Spreading risk in different export markets is a good way of handling fickle overseas trade agreements, according to Oakey Beef Exports general manager Pat Gleeson.
The red meat processor believes the US’s decision on Tuesday to withdraw from the Trans Pacific Partnership Agreement (TPPA) will provide more opportunity for Queensland agricultural businesses in Asia.
“We see the change of dynamic in the TPPA as a potential opportunity of us,” Mr Gleeson said.
“Our tariffs are potentially continuing to go down and the US, which is one of our major competitors, are going to be back at 38.5 per cent tariffs.
“You have to spread your eggs around, you can’t have them all in one basket.
“If there is a hiccup like we’ve seen with the TPPA then you have to be able to spread your risk.”
“I believe there will be far greater opportunities for Australian beef,” he said.
“There are still a few trade barriers into China, but we see great opportunity for chilled beef in that country,” Mr Gleeson said.
“We have a vision of changing our business to suit that China market and hit the top end of town, portion control, and shelf ready.
“That’s a change of business for us from traditionally being a commodity whole cut in a cart business.
“We see our beef being processed at Oakey on a Tuesday and placed on shelves in Shanghai by Friday.”

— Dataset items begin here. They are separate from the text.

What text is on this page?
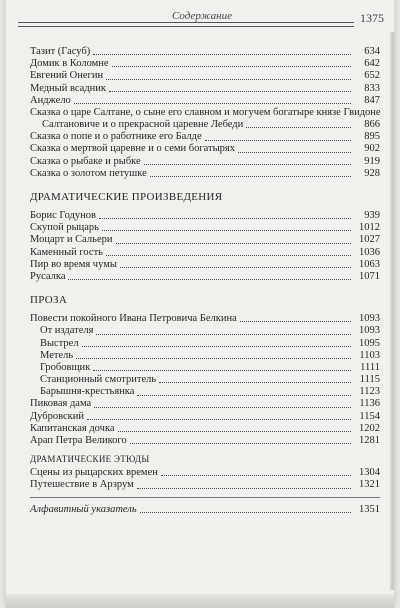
Содержание	1375
Тазит (Гасуб)	634
Домик в Коломне	642
Евгений Онегин	652
Медный всадник	833
Анджело	847
Сказка о царе Салтане, о сыне его славном и могучем богатыре князе Гвидоне
Салтановиче и о прекрасной царевне Лебеди	866
Сказка о попе и о работнике его Балде	895
Сказка о мертвой царевне и о семи богатырях	902
Сказка о рыбаке и рыбке	919
Сказка о золотом петушке	928
ДРАМАТИЧЕСКИЕ ПРОИЗВЕДЕНИЯ
Борис Годунов	939
Скупой рыцарь	1012
Моцарт и Сальери	1027
Каменный гость	1036
Пир во время чумы	1063
Русалка	1071
ПРОЗА
Повести покойного Ивана Петровича Белкина	1093
От издателя	1093
Выстрел	1095
Метель	1103
Гробовщик	1111
Станционный смотритель	1115
Барышня-крестьянка	1123
Пиковая дама	1136
Дубровский	1154
Капитанская дочка	1202
Арап Петра Великого	1281
ДРАМАТИЧЕСКИЕ ЭТЮДЫ
Сцены из рыцарских времен	1304
Путешествие в Арзрум	1321
Алфавитный указатель	1351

Mr Gleeson expects ongoing difficult operating conditions for the processor throughout 2017 due to restricted cattle numbers.
“It’s going to be tough getting the numbers of cattle this year and we forecast we won’t be at full production at any of our plants,” he said.
“We think there may be some cattle coming forward approaching the winter months because some livestock producers, not all of them, have received a good soaking and fat cattle should be coming from those areas.”